Investec Fund

The Structured Product that I like most and have had most success with. Here I explain how it works and the pros and cons of such a Plan.

As I wrote in my Multimillionaire Road Plan Review 2 I own a structured product called the Investec FTSE 100 Enhanced Kick-Out Plan 22. The product is on course to mature on the 14th of September yielding a healthy profit of 10.5% on my investments, boosting my capital to £8,775.91. This is clearly a good return in 12 months, especially considering that it is in ISA form and so I don't pay any tax on it.

How does the Structured Product Work?

Picture from
This product has a zebra as it's logo!
The product is fairly straight forward to understand and is considered a balanced risk product. First, you deposit your money with Investec. Investec then take an Initial Index level of the FTSE 100 on a predetermined date. Mine was 14th September 2011 when the FTSE 100 stood at 5227.02. If exactly 12 months later the FTSE 100 is even 1 point higher then the product is finished and you are paid the predetermined percentage plus your original capital. In my case I received 10.5%. However if you were to invest today you could earn 13% in 12 months.

But what if the FTSE 100 is down on the previous year?

Don't Panic! If this occurs, the product runs for another 12 months and if the FTSE 100 is then above the initial index then you receive double the original percentage. In my case that would have been 21%. Fortunately I did not have to wait another year. Clearly the only draw back is that you don't receive any benefits of compounding.

But what if the FTSE 100 is down again?

Don't Panic...again!
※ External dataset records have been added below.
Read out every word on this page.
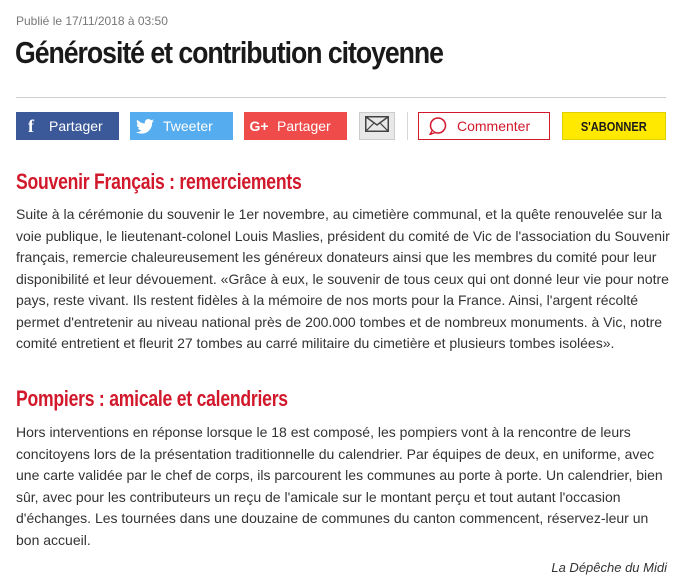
Publié le 17/11/2018 à 03:50
Générosité et contribution citoyenne
f	Partager	Tweeter	G+ Partager	Commenter	S'ABONNER
Souvenir Français : remerciements

Suite à la cérémonie du souvenir le 1er novembre, au cimetière communal, et la quête renouvelée sur la voie publique, le lieutenant-colonel Louis Maslies, président du comité de Vic de l'association du Souvenir français, remercie chaleureusement les généreux donateurs ainsi que les membres du comité pour leur disponibilité et leur dévouement. «Grâce à eux, le souvenir de tous ceux qui ont donné leur vie pour notre pays, reste vivant. Ils restent fidèles à la mémoire de nos morts pour la France. Ainsi, l'argent récolté permet d'entretenir au niveau national près de 200.000 tombes et de nombreux monuments. à Vic, notre comité entretient et fleurit 27 tombes au carré militaire du cimetière et plusieurs tombes isolées».

Pompiers : amicale et calendriers

Hors interventions en réponse lorsque le 18 est composé, les pompiers vont à la rencontre de leurs concitoyens lors de la présentation traditionnelle du calendrier. Par équipes de deux, en uniforme, avec une carte validée par le chef de corps, ils parcourent les communes au porte à porte. Un calendrier, bien sûr, avec pour les contributeurs un reçu de l'amicale sur le montant perçu et tout autant l'occasion d'échanges. Les tournées dans une douzaine de communes du canton commencent, réservez-leur un bon accueil.

La Dépêche du Midi
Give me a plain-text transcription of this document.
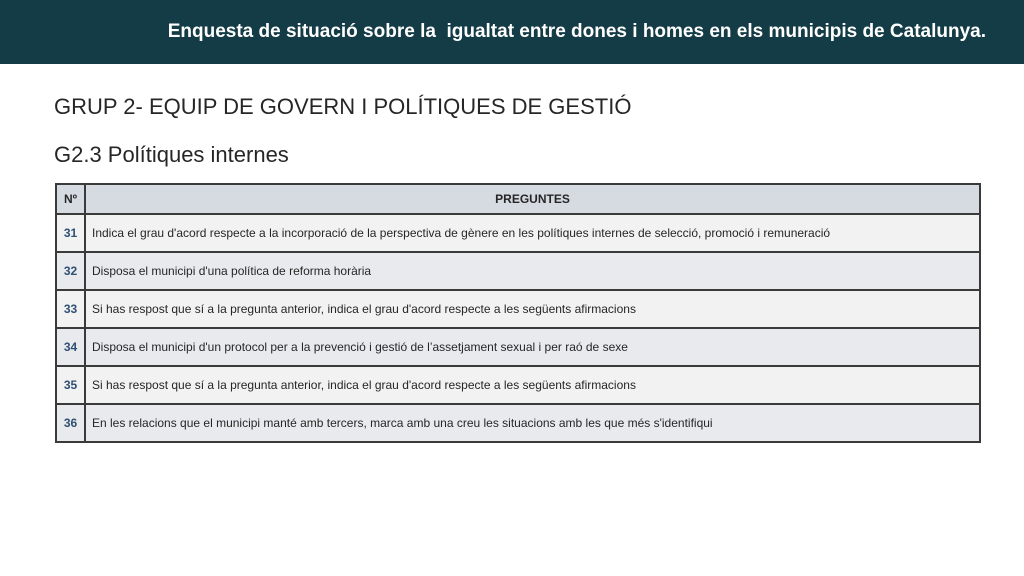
Enquesta de situació sobre la  igualtat entre dones i homes en els municipis de Catalunya.
GRUP 2- EQUIP DE GOVERN I POLÍTIQUES DE GESTIÓ
G2.3 Polítiques internes
Nº	PREGUNTES
31	Indica el grau d'acord respecte a la incorporació de la perspectiva de gènere en les polítiques internes de selecció, promoció i remuneració
32	Disposa el municipi d'una política de reforma horària
33	Si has respost que sí a la pregunta anterior, indica el grau d'acord respecte a les següents afirmacions
34	Disposa el municipi d'un protocol per a la prevenció i gestió de l’assetjament sexual i per raó de sexe
35	Si has respost que sí a la pregunta anterior, indica el grau d'acord respecte a les següents afirmacions
36	En les relacions que el municipi manté amb tercers, marca amb una creu les situacions amb les que més s'identifiqui
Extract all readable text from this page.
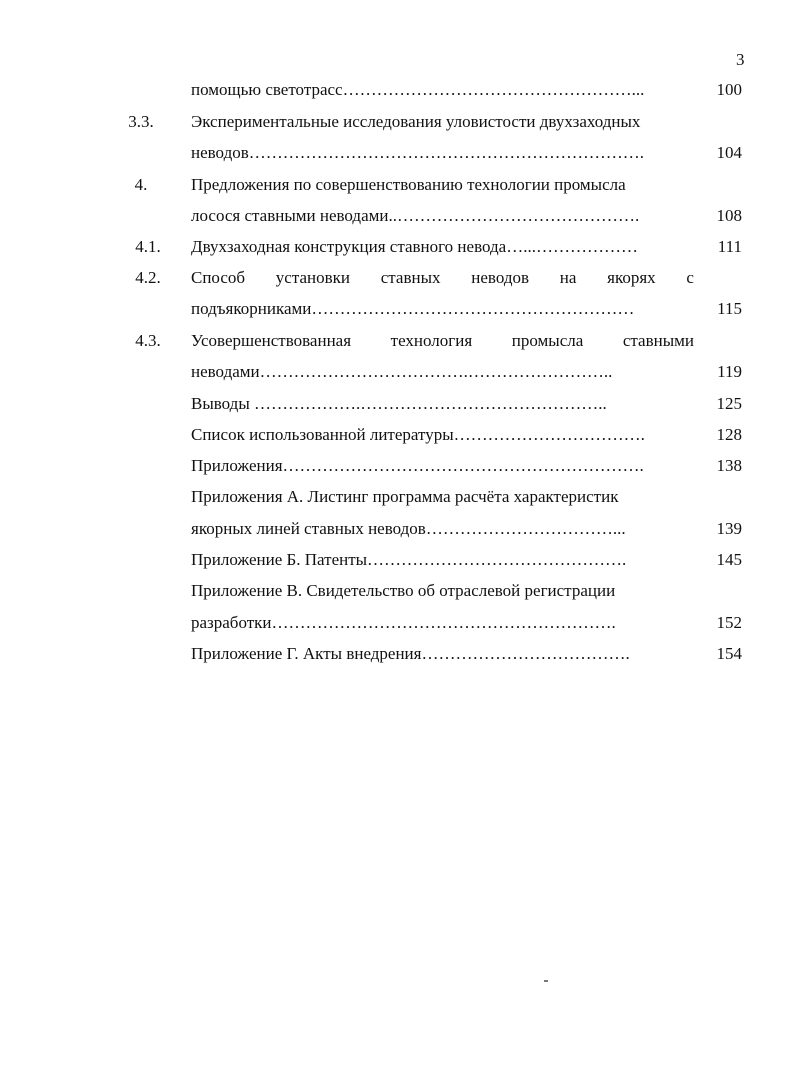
3
помощью светотрасс……………………………………………...	100
3.3.	Экспериментальные исследования уловистости двухзаходных
неводов…………………………………………………………….	104
4.	Предложения по совершенствованию технологии промысла
лосося ставными неводами..…………………………………….	108
4.1.	Двухзаходная конструкция ставного невода…...………………	111
4.2.	Способ установки ставных неводов на якорях с
подъякорниками…………………………………………………	115
4.3.	Усовершенствованная технология промысла ставными
неводами……………………………….……………………..	119
Выводы ……………….……………………………………..	125
Список использованной литературы…………………………….	128
Приложения……………………………………………………….	138
Приложения А. Листинг программа расчёта характеристик
якорных линей ставных неводов……………………………...	139
Приложение Б. Патенты……………………………………….	145
Приложение В. Свидетельство об отраслевой регистрации
разработки…………………………………………………….	152
Приложение Г. Акты внедрения……………………………….	154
The same process runs again at the end of years 1, 2, 3, or 4 depending on where the FTSE is. Each time you increase your return. So after year 3 it would have been 31.5% and year 4 it would have been 42%. If the Plan does not mature early and runs for a fifth year then you receive a return of 120% of any FTSE 100 growth.

Are there any drawbacks?

If the FTSE 100 has fallen by more than 50% of the initial index level at any point during any of the years that the Plan has run for, your initial capital is reduced by 1% for every 1% the FTSE 100 is below the initial index at the end of year 5. However, if the FTSE 100 has only falled 49% or less below the initial index level during the 5 years then you receive capital in full. Of course the cost of this is that inflation has eaten your savings and you have lost in terms of the opportunity cost of keeping your capital in cash or invested elsewhere.

Conclusions on the Structured Product

I am a big fan of this type of product. It gives exposure to equities whilst providing protection against some risk. This was the second time I have held a product such as this and it has been successful both times.

Readers, what do you think of this financial product? Would you invest in something like this? Would you like to know more?